Cette formule s’exécute avant l’affichage du premier écran. Aucun écran n’est chargé, vous ne pouvez donc pas définir de variables de contexte avec la fonction UpdateContext. Toutefois, vous pouvez passer des variables de contexte avec la fonction Navigate .
Après avoir modifié la propriété OnStart , testez-la en pointant sur l’objet Application dans le volet Arborescence , en sélectionnant les points de suspension (...), puis en sélectionnant Exécuter OnStart. Contrairement au chargement de l’application pour la première fois, les collections et variables existantes sont déjà définies. Pour commencer avec de nouvelles collections, utilisez la fonction ClearCollect au lieu de la fonction Collect.
Note
- L’utilisation de la fonction Navigate dans la propriété OnStart est supprimée. Les applications existantes fonctionnent toujours. Pendant une durée limitée, vous pouvez l’activer dans les paramètres de l’application (sous Retrait). Mais l’utilisation de Navigate de cette façon peut entraîner des retards de chargement d’application, car il force le système à terminer l’exécution d’OnStart avant d’afficher le premier écran. Utilisez plutôt la propriété StartScreen pour définir le premier écran affiché.
- Le commutateur supprimé est désactivé pour les applications créées avant mars 2021, où vous avez ajouté Navigate to OnStart entre mars 2021 et maintenant. Lorsque vous modifiez ces applications dans Power Apps Studio, une erreur s’affiche. Activez le commutateur retiré pour effacer cette erreur.
Propriété StartScreen
La propriété StartScreen définit l’écran qui s’affiche en premier. Power Apps évalue cette propriété une fois lorsque l’application charge et retourne l’objet d’écran à afficher. Par défaut, cette propriété est vide et le premier écran de l’arborescence studio s’affiche en premier.
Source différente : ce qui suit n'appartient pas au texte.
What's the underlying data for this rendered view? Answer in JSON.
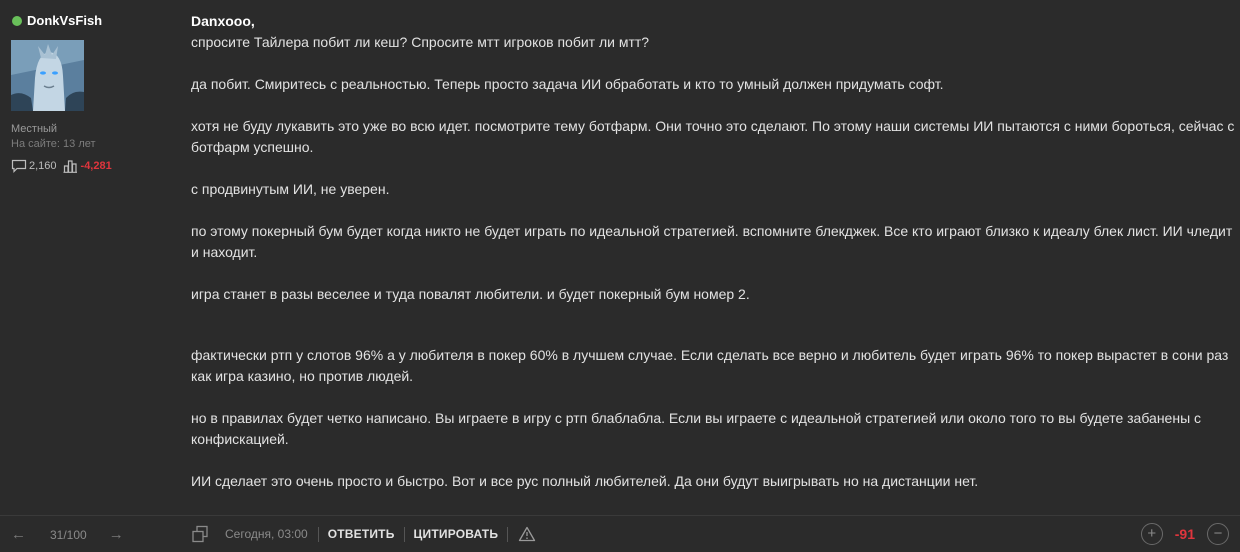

StartScreen est une propriété de flux de données qui ne peut pas contenir de fonctions de comportement. Toutes les fonctions de flux de données sont disponibles. Utilisez ces fonctions et signaux pour déterminer l’écran à afficher en premier :
- Fonction Param pour lire les paramètres utilisés pour démarrer l’application.
- Fonction User pour lire les informations sur l’utilisateur actuel.
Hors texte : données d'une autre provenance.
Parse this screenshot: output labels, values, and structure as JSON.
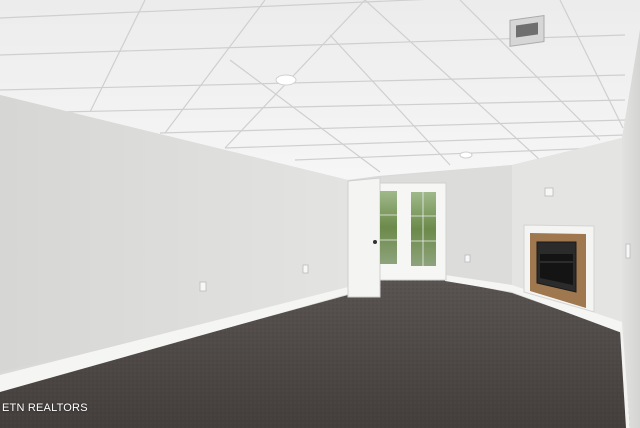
{
  "photo": {
    "subject": "",
    "watermark": "ETN REALTORS"
  },
  "colors": {
    "ceiling": "#f1f1f1",
    "left_wall": "#e0e0de",
    "back_wall": "#dadbd9",
    "right_wall": "#e6e6e4",
    "carpet": "#4d4846",
    "baseboard": "#f5f5f3",
    "fireplace_surround": "#a0784f",
    "fireplace_mantel": "#f4f4f2",
    "door_frame": "#f6f6f4",
    "glass_foliage": "#6c8a4a"
  }
}
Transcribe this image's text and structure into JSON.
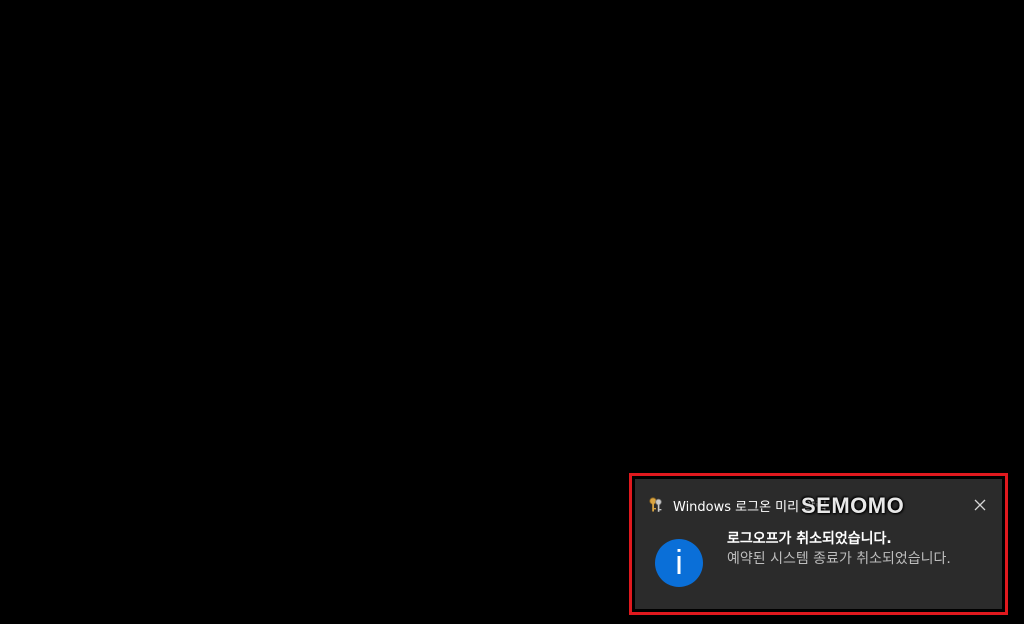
{
  "toast": {
    "app_name": "Windows 로그온 미리 알림",
    "app_icon": "keys-icon",
    "title": "로그오프가 취소되었습니다.",
    "message": "예약된 시스템 종료가 취소되었습니다.",
    "status_icon": "info-icon",
    "status_glyph": "i",
    "close_icon": "close-icon"
  },
  "watermark": {
    "text": "SEMOMO"
  },
  "colors": {
    "desktop_background": "#000000",
    "toast_background": "#2b2b2b",
    "highlight_border": "#e0191e",
    "info_accent": "#0a6fd8",
    "title_text": "#ffffff",
    "message_text": "#bdbdbd"
  }
}
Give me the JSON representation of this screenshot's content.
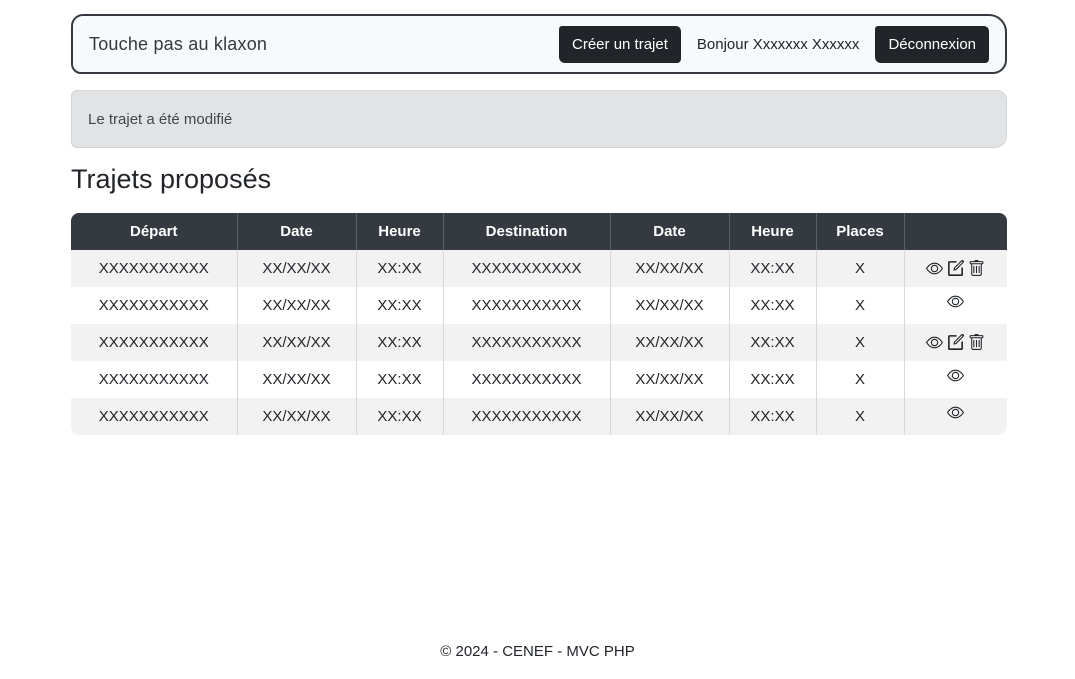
{
  "navbar": {
    "brand": "Touche pas au klaxon",
    "create_button": "Créer un trajet",
    "greeting": "Bonjour Xxxxxxx Xxxxxx",
    "logout_button": "Déconnexion"
  },
  "alert": {
    "message": "Le trajet a été modifié"
  },
  "page_title": "Trajets proposés",
  "table": {
    "headers": [
      "Départ",
      "Date",
      "Heure",
      "Destination",
      "Date",
      "Heure",
      "Places",
      ""
    ],
    "rows": [
      {
        "depart": "XXXXXXXXXXX",
        "date1": "XX/XX/XX",
        "heure1": "XX:XX",
        "destination": "XXXXXXXXXXX",
        "date2": "XX/XX/XX",
        "heure2": "XX:XX",
        "places": "X",
        "actions": [
          "eye-icon",
          "edit-icon",
          "trash-icon"
        ]
      },
      {
        "depart": "XXXXXXXXXXX",
        "date1": "XX/XX/XX",
        "heure1": "XX:XX",
        "destination": "XXXXXXXXXXX",
        "date2": "XX/XX/XX",
        "heure2": "XX:XX",
        "places": "X",
        "actions": [
          "eye-icon"
        ]
      },
      {
        "depart": "XXXXXXXXXXX",
        "date1": "XX/XX/XX",
        "heure1": "XX:XX",
        "destination": "XXXXXXXXXXX",
        "date2": "XX/XX/XX",
        "heure2": "XX:XX",
        "places": "X",
        "actions": [
          "eye-icon",
          "edit-icon",
          "trash-icon"
        ]
      },
      {
        "depart": "XXXXXXXXXXX",
        "date1": "XX/XX/XX",
        "heure1": "XX:XX",
        "destination": "XXXXXXXXXXX",
        "date2": "XX/XX/XX",
        "heure2": "XX:XX",
        "places": "X",
        "actions": [
          "eye-icon"
        ]
      },
      {
        "depart": "XXXXXXXXXXX",
        "date1": "XX/XX/XX",
        "heure1": "XX:XX",
        "destination": "XXXXXXXXXXX",
        "date2": "XX/XX/XX",
        "heure2": "XX:XX",
        "places": "X",
        "actions": [
          "eye-icon"
        ]
      }
    ]
  },
  "footer": {
    "text": "© 2024 - CENEF - MVC PHP"
  },
  "colors": {
    "dark": "#212529",
    "header_bg": "#343a40",
    "alert_bg": "#e2e3e5",
    "stripe": "#f2f2f2"
  }
}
- Fonctions LookUp, Filter, CountRows, Max et autres qui lisent à partir d’une source de données.
- Appels d’API via un connecteur. Assurez-vous que l’appel retourne rapidement.
- Des signaux tels que Connection, Compass et App.
Note
Les variables et collections globales, y compris celles créées dans OnStart, ne sont pas disponibles dans StartScreen. Des formules nommées sont disponibles et constituent souvent une meilleure alternative pour la réutilisation des formules dans l’application.
Si StartScreen retourne une erreur, le premier écran de l’arborescence de Studio s’affiche comme si StartScreen n’est pas défini. Utilisez la fonction IfError pour intercepter les erreurs et rediriger vers un écran d’erreur.
Après avoir modifié StartScreen dans Studio, testez-le en pointant sur l’objet Application dans le volet Arborescence , en sélectionnant les points de suspension (...), puis en sélectionnant Naviguer vers StartScreen. L’écran change comme si l’application vient de charger.
Exemples
Screen9
Screen9 s’affiche tout d’abord chaque fois que l’application démarre.
If( Param( "admin-mode" ) = 1, HomeScreen, AdminScreen )
Vérifie si le paramètre « mode administrateur » est défini et l’utilise pour décider si HomeScreen ou AdminScreen s’affiche en premier.
If( LookUp( Attendees, User = User().Email ).Staff, StaffPortal, HomeScreen )
Vérifie si un participant est membre du personnel et les dirige vers l’écran approprié au démarrage.
IfError( If( CustomConnector.APICall() = "Forest",
ForestScreen,
OceanScreen
),
ErrorScreen
)
Dirige l’application en fonction d’un appel d’API vers soit ForestScreen, soit OceanScreen. Si l’API échoue, l’application utilise ErrorScreen à la place.
Propriété StudioVersion
Utilisez la propriété StudioVersion pour afficher ou consigner la version de Power Apps Studio utilisée pour publier une application. Cette propriété permet de déboguer et de vérifier que votre application est republiée avec une version récente de Power Apps Studio.
StudioVersion retourne du texte. Le format de ce texte peut changer au fil du temps, donc le traiter dans son ensemble et ne pas extraire des parties individuelles.